Preview Thursday: The Courage Way

The following is an excerpt from the intro to the Courage Way by Shelly Francis.

Sigrid’s car flipped over dense chaparral and poison oak, rolling 120 feet until it landed upside down in a tree. It was the only tree on the hillside big enough to have stopped the car from tumbling another hundred feet. She was stunned, still alert in a pile of glass and blood on the inside roof of her car. She honked to alert her coworkers, hoping someone would hear and call 911. “Through courage, I guess, and probably grace too, I managed to stay conscious despite the severe head trauma.”

The car was still running, so Sigrid opened the electric window and fell out the window. She then fell out of the tree, landing in poison oak. Sigrid started climbing uphill. “The EMTs and fire crews had to chainsaw their way down and really find their way to get to me.”

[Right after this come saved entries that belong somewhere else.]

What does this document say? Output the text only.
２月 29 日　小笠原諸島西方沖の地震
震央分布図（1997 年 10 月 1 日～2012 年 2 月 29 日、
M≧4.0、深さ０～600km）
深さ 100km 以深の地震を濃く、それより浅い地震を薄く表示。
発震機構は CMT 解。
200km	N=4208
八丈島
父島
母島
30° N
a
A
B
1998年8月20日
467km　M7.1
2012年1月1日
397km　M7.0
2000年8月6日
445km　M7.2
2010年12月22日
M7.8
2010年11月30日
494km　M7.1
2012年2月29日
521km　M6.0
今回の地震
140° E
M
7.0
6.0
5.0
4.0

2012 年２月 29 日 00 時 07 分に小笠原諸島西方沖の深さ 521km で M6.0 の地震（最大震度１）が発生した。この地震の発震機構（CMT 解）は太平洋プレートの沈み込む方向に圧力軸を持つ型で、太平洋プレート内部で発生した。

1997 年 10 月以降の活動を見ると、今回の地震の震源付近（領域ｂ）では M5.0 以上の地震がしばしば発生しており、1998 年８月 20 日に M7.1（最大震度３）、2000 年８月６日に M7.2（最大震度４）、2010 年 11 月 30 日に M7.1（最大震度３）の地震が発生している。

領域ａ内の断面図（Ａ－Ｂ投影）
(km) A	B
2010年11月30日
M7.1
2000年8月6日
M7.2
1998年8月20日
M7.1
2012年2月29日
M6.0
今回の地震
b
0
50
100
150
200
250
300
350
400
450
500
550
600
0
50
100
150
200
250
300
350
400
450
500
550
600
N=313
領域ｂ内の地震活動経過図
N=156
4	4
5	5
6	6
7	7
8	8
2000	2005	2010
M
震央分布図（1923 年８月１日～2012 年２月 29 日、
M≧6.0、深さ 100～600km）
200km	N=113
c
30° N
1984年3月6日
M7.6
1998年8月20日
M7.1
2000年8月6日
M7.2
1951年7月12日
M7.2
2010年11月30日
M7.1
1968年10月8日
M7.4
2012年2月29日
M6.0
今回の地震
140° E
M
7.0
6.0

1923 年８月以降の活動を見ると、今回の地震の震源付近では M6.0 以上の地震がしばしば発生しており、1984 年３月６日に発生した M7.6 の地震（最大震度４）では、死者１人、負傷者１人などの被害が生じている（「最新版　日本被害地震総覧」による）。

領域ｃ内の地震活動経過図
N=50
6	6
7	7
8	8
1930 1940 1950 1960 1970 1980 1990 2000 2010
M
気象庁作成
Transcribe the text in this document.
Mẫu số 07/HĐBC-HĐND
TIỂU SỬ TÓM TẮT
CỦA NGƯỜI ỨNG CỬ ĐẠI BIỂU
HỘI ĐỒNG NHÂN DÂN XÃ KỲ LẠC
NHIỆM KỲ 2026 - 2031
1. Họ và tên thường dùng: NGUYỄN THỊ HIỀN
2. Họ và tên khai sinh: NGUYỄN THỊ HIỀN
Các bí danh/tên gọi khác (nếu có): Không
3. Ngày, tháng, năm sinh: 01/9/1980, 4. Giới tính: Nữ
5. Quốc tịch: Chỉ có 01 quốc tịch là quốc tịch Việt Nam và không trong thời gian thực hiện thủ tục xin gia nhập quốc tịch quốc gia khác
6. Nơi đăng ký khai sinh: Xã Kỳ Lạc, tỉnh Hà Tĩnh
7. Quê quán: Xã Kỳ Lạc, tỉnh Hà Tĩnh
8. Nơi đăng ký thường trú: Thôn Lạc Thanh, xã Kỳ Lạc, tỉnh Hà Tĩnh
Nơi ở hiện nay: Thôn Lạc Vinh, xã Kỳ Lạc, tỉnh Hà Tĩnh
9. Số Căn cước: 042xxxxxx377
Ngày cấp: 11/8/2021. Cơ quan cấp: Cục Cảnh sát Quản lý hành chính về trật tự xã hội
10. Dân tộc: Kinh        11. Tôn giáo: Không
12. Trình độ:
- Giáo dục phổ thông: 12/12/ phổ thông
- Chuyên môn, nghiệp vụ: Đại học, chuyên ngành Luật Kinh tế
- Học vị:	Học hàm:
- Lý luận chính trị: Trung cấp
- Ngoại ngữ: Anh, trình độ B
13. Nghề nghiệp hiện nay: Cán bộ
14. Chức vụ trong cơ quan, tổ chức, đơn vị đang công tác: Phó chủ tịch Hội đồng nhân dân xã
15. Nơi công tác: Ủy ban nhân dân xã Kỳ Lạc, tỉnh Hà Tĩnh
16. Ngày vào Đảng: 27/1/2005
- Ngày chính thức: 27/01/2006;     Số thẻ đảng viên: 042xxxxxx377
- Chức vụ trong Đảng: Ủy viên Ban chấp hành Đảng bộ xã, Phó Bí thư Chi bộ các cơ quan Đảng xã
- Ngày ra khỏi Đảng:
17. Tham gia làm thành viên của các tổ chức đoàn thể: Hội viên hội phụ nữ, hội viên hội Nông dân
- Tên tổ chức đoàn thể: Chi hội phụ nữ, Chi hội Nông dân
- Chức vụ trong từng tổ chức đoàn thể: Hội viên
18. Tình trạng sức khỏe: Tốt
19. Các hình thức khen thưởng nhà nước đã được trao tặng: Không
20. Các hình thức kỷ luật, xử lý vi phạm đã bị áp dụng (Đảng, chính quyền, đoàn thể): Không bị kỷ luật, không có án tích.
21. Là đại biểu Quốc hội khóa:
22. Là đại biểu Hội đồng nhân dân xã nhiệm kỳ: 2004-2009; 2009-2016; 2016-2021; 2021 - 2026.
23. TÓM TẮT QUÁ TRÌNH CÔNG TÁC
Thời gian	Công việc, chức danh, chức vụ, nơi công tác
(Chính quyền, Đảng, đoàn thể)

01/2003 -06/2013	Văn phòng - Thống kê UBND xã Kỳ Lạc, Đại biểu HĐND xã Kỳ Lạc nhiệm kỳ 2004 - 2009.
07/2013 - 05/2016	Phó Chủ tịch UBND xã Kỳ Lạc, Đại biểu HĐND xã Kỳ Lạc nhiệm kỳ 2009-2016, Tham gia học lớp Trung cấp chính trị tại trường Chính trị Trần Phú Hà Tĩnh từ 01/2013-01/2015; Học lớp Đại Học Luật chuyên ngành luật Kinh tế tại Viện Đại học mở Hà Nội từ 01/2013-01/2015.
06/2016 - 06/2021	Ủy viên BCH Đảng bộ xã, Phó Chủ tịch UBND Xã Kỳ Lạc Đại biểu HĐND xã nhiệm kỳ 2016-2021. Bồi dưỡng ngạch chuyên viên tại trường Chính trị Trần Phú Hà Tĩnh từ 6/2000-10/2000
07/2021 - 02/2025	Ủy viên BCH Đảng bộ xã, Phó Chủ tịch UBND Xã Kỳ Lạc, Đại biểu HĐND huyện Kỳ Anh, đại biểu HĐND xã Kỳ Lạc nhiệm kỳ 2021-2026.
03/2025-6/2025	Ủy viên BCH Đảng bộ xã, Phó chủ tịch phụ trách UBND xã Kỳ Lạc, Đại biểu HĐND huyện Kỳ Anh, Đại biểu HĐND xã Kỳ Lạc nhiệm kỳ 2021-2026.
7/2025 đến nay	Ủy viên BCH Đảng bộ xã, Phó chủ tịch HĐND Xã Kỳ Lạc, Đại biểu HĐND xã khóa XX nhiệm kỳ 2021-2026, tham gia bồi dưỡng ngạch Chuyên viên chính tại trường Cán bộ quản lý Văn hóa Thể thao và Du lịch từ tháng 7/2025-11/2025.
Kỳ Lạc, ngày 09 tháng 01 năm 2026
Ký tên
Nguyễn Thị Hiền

That was in 2003. It took Sigrid many months and more courage to recover. Five years later, the 2008 stock market crash and recession called for a different kind of courage. Sigrid and her husband had to short-sell their house to stay financially afloat. Meanwhile, the Community Environmental Council’s endowment shrank in half. In addition, as assistant director and one of the few staff members remaining after a massive multiyear transformation resulted in a new strategic direction for CEC, Sigrid was unclear about her growth path with the organization. Perhaps best known for hosting one of the very first Earth Day festivals in America in 1970, but since then as a “think-and-do tank,” CEC has focused on deeply analyzing tough environmental problems and then applying creative, real-world solutions. That “think and do” style describes Sigrid’s leadership, too.

For fifteen years, Sigrid had been in charge of the annual Earth Day festival, one of the biggest in the country. But the event was not integrated into the rest of organization’s mission and received very little support. She wondered if it was time to just let it fold or to find a new way to rejuvenate it. Sigrid was feeling very stuck and unsure that her effort was going to pay off.

“We had a complete turnover in our board during that time. We also had a leadership transition in management. By the time we hit 2008, I was ready, internally ready, for great leadership, but it was unclear what form that would take.”

“While I had some really great things in my life, collectively much in my world felt stuck or broken. I couldn’t quite visualize how to move forward. The rather melodramatic image I had during that time was my thumb hovering over the red button. Like ‘I’m going to just blow this up. I’m out! I’m out!’ I probably wasn’t the only person after the great recession to consider making a dramatic change: new job, new town, new life.”

“It took an enormous amount of grit and courage to just keep showing up. And to move incrementally to untangle piece by piece of what felt like a Gordian knot that I was not going to get undone. Often I think of courage as those moments of what it takes to just scrap your way heroically, and the levels of determination we’re capable of when we’re fighting for our lives. But it actually took a lot more grit to just stay and move more incrementally, and work with what you have.”

Around then, Sigrid joined the first cohort of a program created precisely because of the recession to help local nonprofit leaders keep going without losing heart.  An opportunity for renewal and reflection along with peer support was just what she needed. “It caught me at the right time and kept me from leaving the nonprofit sector. I don’t know what I would have done other than this. I was not designed for government or the for-profit sector. I was really designed for nonprofit work.”

Sigrid had thought that courage would be more a matter of daring, of taking a risk to leave CEC or Santa Barbara, but ultimately she came to believe that for her, on a personal level, courage was being willing to stick through the hard times.